There is a little bit of everything, there is laughs, love, pain, sadness, sweetness, but most of all there is hope, there was always hope in every story. It was a lovely book, I couldn’t recommend it enough. It was a joy to read.
Despite being YA, these stories don’t speak down to their audience. I could relate to a lot of what was written from my own teenage years and it’s rare I find that level of authenticity in any story. Kira Harp is certainly a master at speaking to a young adult audience and I would absolutely recommend this to any teenager struggling with their sexual orientation or gender identity. I also recommend it for adults as well – these stories transcend the label of YA and are something everyone can read and enjoy.
I would have rated almost all of the stories four or five stars, but Designing Sam was easily my favorite. I haven’t been moved to tears at a book for a long time, but this honest depiction of a trans teenager struggling with family and identity in a realistic manner really moved me. In a genre where sometimes we are so eager to get our HEA that we make families overwhelmingly accepting, it was good to see a parent in denial and a situation that wasn’t wrapped up neatly with a bow on top. It’s a stark reminder that we have a lot of work to do as a community to increase acceptance and awareness of LGBTQ issues.
I think you should go and download this book right now.
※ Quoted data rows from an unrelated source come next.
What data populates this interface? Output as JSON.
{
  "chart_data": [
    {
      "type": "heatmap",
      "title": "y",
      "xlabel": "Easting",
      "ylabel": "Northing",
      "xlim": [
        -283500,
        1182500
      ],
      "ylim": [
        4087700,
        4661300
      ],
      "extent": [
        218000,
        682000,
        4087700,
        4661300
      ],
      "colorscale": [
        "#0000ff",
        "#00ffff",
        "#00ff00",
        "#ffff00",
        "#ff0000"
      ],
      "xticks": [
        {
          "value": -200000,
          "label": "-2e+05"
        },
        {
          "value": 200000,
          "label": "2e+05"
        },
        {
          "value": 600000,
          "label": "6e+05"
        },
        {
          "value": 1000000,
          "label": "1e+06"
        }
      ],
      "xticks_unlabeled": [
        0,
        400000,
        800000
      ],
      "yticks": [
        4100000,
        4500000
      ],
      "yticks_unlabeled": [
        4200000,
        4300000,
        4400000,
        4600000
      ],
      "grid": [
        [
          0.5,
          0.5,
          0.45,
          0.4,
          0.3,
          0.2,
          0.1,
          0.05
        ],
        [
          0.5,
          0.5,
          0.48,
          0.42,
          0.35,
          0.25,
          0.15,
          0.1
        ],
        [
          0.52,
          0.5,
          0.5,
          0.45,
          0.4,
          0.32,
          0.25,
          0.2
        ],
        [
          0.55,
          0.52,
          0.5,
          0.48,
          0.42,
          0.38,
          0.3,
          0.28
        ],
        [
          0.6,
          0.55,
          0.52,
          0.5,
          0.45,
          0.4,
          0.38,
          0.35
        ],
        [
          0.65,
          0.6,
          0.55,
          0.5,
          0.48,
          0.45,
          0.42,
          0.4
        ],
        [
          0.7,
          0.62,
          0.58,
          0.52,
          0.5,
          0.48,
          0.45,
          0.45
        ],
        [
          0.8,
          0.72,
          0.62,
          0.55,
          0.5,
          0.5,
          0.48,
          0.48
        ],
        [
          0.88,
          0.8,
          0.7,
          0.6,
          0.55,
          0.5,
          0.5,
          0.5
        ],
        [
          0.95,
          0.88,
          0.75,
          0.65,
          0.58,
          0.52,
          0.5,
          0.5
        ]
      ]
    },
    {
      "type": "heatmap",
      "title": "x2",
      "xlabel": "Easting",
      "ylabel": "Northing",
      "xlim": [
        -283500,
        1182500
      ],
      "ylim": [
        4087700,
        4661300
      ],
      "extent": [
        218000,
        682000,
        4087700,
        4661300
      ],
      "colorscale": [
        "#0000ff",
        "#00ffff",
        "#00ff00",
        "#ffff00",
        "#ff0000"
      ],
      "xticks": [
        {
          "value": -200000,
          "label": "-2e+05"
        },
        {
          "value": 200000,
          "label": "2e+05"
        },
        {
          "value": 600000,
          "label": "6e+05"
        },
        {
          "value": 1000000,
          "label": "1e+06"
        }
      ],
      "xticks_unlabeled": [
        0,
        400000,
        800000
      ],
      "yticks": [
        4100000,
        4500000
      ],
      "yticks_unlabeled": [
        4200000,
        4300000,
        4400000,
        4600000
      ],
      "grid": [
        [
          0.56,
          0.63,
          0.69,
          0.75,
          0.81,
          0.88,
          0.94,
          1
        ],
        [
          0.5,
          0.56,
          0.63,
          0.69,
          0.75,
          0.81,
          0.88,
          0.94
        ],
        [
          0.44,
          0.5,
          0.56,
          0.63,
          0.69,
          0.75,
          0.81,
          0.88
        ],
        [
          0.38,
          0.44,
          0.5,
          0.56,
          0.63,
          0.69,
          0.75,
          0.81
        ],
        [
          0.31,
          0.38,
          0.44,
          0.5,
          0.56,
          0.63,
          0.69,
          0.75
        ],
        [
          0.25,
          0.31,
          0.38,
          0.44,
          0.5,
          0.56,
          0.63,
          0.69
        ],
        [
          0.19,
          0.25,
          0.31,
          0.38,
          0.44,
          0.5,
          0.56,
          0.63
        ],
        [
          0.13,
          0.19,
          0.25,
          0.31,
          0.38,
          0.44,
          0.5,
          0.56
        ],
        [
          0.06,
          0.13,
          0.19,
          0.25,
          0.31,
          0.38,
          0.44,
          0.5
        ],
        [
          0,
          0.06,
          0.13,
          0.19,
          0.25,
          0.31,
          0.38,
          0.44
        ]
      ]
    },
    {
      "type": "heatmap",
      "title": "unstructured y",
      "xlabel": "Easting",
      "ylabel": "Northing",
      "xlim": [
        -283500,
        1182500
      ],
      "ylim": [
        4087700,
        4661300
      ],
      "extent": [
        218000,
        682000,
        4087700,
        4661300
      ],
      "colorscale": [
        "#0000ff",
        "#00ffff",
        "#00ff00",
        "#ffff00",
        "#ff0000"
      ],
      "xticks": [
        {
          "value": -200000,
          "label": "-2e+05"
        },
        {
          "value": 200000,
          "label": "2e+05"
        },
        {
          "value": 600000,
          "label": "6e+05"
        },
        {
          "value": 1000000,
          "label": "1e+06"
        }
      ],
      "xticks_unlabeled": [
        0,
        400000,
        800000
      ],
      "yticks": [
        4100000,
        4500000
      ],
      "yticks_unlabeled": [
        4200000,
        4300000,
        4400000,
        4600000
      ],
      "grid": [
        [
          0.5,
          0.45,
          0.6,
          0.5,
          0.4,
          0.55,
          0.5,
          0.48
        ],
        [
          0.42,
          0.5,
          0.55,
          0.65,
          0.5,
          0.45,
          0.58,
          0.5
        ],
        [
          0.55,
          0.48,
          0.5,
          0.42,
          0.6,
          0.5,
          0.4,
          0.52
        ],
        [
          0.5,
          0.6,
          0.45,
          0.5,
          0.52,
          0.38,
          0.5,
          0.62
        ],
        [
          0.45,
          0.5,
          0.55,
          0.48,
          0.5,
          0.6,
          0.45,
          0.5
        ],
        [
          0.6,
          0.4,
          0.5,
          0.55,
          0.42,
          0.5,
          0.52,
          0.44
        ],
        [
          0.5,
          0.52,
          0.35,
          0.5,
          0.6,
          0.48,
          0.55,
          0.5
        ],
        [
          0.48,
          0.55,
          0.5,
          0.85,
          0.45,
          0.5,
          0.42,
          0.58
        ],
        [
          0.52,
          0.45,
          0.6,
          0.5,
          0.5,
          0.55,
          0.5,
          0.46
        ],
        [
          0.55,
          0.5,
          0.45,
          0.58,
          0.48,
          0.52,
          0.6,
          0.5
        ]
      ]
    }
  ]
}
I think you should spend a couple of hours pouring over these stories, reading even the ones that fall outside of your typical reading diet. Then pass it on to a young person you know who needs to understand that they are not alone in the world. These positive yet realistic stories could literally change a life.
: I usually do individual reviews on anthologies but this was a short stories connection and I felt like I could not properly review each story without spoilers so I decided to just do an overall review.
I thought this was a very sweet collection of stories about the LGBT youth and community. There is something for everyone.
If you like short stories, LGBT young adult, coming out, dealing with life issues and many more conflicts this is for you!
My favorite stories are Designing Sam (which made me cry more than once), Oblivious, Behind Door Number Two..., Making Connections and Doubts and Darkness.